8 Responses to I Won’t Have to Shave

  1. David Daniel says:

    No one — save maybe for the original “Memory Babe” Jack Kerouac — has a memory for faces, places, and details like Ed DeJesus, as this fond reminiscence of his dad and or growing up in Lowell makes plain.

    Consider: “Our steam radiators clanged through asbestos-covered pipes, heated by a rumbling oil furnace in our dungy dirt floor cellar.”

    Beyond his keen memory, Ed is also apparently (thankfully) indestructible, as his recovery from numerous accidents, mishaps, and assaults confirms.

    I enjoyed this piece of personal and local history.

  2. Steve O'Connor says:

    A great job of recall and writing. The slow remodeling/destruction of the neighborhood reminds me of Charles Garguilo’s book on Little Canada. Claire Ignacio just passed last month. Her husband, the late George Ignacio was in business with my father, painting and doing drywall. I often worked with them and Geore’s son, Warren. Her book sounds interesting and your father was a perfect candidate for an interview, or written recollection.

  3. Judy Cote says:

    My dearest nephew Eddy,

    I so enjoyed reading everything you wrote. Somethings I remembered and other things I didn’t. I especially enjoyed the stories of you and your dad. You are certainly a very special son and a loving person.

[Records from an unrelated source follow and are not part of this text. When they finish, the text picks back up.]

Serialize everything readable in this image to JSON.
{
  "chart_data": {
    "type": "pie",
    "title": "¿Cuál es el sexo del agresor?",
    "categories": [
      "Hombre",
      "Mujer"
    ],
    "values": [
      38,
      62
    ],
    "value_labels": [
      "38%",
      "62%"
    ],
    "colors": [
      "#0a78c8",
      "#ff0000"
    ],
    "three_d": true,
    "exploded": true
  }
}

    I am proud of being your aunt. I knew you wrote books, but this is fantastic. Thank you for sharing,

    God bless you.
    Love always Aunt Judy

  4. Judy Cote says:

    To my loving Nephew.

    I am amazed at the heartwarming stories you told of you and your dad. I remember some of them but others I never heard. I so enjoyed reading them. Special moments with him are so interesting. I knew you were good at writing but what I read in this is amazing.

    Thank you for sharing.

    I am proud to be your aunt.

  5. Robert Baptista says:

    Ed, a great read about your childhood and your relationship with your dad. I will have to look for this book uncle Tony contributed to, perhaps I’ll get some insight into our grandparents and my mom and her brothers and sisters.

  6. Louise Peloquin says:

    Ed, what an exquisitely etched portrait of your beloved father and how you honor him!
    Thank you for sharing these glittering memories of all those experiences which fashioned us baby-boomers – school fire drills, slurping fudgicles on a summer day, catching hornpout and swimming in murky waters in the dark, getting clobbered by tough kids around town, watching Bonanza (how about “Rawhide”?) and all the rest. You mention your unplanned visits to St. Jo’s Hospital ER. Maybe you met my Papa who was a doctor there? Anyway, your engrossing account brings back my childhood days in Lowell’s Highlands.

  7. Ed DeJesus says:

    Wow, thank you all for the kind words. Coming from the top contributors and award-winning writers here—Dave, Steve, Jackie, and Louise—it’s quite flattering for an aspiring author.

    Assuming my novel sells, my dear writing mentor, Dave, will be getting my first royalty check for that Kerouac remark.

    Louise, I didn’t know you were a boomer from the highlands, you might enjoy a piece I posted here last November, ‘From Darkness Into Light…’ It’s a walk in the highlands and downtown in ’65.

    Steve, I’m sorry for your loss. I met Claire Ignacio when I took my mother to that chiropractor’s office a few years after my dad passed. Small world, my nephew Tom runs a sheet rock installation company and had worked with Claire’s son, and grandson. But he met her by chance, and she pulled out my father’s twenty-one handwritten pages from a draw in her desk and gave them to him.

    Thanks again, for enheartening me to keep on writing.